The only interaction with customers is through a touchscreen to accept the items from the delivery robot. The robot has dynamic lighting in its eyes and a light ring on top to signal movement to pedestrians and direction changes.
Postmates said the goal of Serve is to make food deliveries more efficient and to free up drivers to serve different customers in other regions. Postmates worked with automotive companies and its in-house robotics supply chain to test delivery routes on sidewalks in numerous states without impacting drivers so no human driver would be impacted by the fleet of autonomous robots.
Flying deliveries
One of the far-off future methods of delivery is in Uber’s air taxies that have been under development for a few years. Air taxis, under the Uber Elevate brand, would involve using electric vertical take-off and landing (e-VTOL) architecture for aerial ridesharing.
However, Uber has also been toying with the idea of using the flying vehicles to accelerate the time it takes to get food into the hands of consumers. Uber is developing a variety of vehicles under its Uber Elevate division including a full blown air taxi prototype that was unveiled at this year’s CES 2020 in partnership with Hyundai.

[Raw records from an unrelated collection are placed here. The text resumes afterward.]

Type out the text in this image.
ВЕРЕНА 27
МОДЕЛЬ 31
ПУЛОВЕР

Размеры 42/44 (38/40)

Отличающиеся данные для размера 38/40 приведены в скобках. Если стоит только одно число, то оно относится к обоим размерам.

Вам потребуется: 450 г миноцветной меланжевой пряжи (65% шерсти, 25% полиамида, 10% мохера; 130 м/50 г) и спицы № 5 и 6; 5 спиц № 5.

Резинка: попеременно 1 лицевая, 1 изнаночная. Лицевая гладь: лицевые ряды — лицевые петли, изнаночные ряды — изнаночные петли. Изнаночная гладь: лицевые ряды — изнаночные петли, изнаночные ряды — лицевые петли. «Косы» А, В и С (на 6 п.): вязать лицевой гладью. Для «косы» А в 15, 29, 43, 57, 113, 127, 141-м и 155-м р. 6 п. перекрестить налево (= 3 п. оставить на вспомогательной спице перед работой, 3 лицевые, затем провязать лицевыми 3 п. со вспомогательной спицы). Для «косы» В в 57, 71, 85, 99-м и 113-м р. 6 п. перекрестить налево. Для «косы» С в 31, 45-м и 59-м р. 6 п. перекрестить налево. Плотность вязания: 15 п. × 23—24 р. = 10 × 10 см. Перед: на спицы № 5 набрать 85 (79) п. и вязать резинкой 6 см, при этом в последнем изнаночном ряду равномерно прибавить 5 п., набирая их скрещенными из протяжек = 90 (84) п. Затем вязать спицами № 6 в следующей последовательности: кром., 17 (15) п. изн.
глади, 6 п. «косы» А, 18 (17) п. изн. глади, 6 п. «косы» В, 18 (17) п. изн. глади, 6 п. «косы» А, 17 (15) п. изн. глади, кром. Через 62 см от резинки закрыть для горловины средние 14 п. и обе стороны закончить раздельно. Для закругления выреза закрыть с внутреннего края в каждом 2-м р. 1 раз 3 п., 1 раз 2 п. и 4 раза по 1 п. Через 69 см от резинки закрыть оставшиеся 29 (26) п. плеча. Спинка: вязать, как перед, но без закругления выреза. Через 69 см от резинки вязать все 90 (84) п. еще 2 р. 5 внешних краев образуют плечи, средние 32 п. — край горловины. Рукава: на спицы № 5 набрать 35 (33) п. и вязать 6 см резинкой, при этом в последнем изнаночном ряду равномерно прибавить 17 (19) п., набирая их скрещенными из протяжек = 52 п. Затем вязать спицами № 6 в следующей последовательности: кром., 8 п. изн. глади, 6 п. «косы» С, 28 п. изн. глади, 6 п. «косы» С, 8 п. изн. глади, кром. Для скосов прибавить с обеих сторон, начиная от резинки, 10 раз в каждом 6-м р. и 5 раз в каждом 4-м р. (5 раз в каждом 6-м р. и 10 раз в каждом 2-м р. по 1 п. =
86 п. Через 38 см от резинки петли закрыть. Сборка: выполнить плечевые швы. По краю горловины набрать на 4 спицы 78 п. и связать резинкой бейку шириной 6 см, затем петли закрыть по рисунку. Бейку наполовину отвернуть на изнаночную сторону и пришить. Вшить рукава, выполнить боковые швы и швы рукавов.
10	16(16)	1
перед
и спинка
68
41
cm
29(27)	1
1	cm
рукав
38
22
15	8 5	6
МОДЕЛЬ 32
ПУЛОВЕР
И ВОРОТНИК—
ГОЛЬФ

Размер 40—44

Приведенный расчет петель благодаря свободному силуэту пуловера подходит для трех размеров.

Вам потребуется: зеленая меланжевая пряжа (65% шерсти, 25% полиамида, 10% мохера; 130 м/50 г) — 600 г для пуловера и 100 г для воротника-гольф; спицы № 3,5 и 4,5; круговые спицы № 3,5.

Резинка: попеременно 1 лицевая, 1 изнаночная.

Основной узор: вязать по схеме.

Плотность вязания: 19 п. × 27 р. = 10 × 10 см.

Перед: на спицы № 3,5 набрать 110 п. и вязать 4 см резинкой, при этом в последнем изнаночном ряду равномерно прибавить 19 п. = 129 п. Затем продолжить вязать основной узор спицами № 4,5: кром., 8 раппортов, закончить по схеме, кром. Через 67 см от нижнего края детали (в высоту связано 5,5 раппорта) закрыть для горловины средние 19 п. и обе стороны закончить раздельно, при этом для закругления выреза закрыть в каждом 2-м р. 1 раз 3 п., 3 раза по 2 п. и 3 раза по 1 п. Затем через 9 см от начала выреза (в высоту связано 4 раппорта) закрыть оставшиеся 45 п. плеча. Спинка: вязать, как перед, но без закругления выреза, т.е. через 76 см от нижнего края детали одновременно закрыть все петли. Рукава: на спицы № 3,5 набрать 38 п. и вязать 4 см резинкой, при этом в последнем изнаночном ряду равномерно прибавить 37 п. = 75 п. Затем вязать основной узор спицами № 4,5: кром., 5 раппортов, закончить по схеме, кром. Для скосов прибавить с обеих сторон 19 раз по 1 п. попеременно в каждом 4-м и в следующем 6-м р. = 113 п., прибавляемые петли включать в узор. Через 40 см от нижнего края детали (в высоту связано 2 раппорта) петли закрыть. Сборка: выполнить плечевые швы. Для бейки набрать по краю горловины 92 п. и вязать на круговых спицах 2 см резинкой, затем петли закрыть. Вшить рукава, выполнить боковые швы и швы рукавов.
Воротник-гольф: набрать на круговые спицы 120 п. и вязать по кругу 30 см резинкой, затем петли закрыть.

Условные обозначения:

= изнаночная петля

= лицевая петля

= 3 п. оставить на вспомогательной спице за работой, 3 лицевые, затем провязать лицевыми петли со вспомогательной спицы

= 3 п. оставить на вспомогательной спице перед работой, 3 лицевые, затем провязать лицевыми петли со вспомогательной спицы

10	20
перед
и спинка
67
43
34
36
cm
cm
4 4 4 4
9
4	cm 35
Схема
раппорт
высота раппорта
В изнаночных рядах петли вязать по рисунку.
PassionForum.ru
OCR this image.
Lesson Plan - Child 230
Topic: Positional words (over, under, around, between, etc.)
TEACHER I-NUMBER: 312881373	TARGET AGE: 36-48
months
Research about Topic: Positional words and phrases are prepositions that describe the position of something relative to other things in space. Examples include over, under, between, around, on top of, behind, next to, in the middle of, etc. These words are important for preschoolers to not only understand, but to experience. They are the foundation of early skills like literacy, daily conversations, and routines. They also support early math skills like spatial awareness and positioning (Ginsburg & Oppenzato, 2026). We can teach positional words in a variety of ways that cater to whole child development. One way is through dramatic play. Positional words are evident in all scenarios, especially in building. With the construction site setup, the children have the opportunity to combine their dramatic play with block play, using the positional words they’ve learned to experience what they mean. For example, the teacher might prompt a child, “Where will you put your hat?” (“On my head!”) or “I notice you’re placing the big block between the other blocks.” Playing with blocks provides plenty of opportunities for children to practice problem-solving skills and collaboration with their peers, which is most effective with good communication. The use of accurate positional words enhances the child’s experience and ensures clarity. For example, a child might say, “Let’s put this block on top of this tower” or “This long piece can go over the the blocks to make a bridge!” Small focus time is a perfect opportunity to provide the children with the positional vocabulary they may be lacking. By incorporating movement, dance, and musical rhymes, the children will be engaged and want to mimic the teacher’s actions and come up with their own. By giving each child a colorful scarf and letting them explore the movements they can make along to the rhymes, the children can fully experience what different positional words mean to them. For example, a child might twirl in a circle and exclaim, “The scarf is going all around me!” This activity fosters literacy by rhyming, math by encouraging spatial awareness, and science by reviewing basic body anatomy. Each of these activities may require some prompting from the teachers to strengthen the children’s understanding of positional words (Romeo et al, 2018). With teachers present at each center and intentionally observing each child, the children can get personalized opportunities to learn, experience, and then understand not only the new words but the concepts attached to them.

The first concept air taxi as a result of the Uber and Hyundai partnership will be a personal air vehicle (PAL) model called the S-A1 that features an electric vertical take-off and landing (eVTOL) architecture for aerial ridesharing. The S-A1 can reach cruising speeds of up to 180 miles per hour, a cruising altitude of about 1,000 to 2,000 ft above ground and flying trips up to 60 miles.
While these vehicles have a long way to go before they are prevalent in the market and viable for delivery or for passengers, they will likely get goods into the hands of consumers quicker than current methods.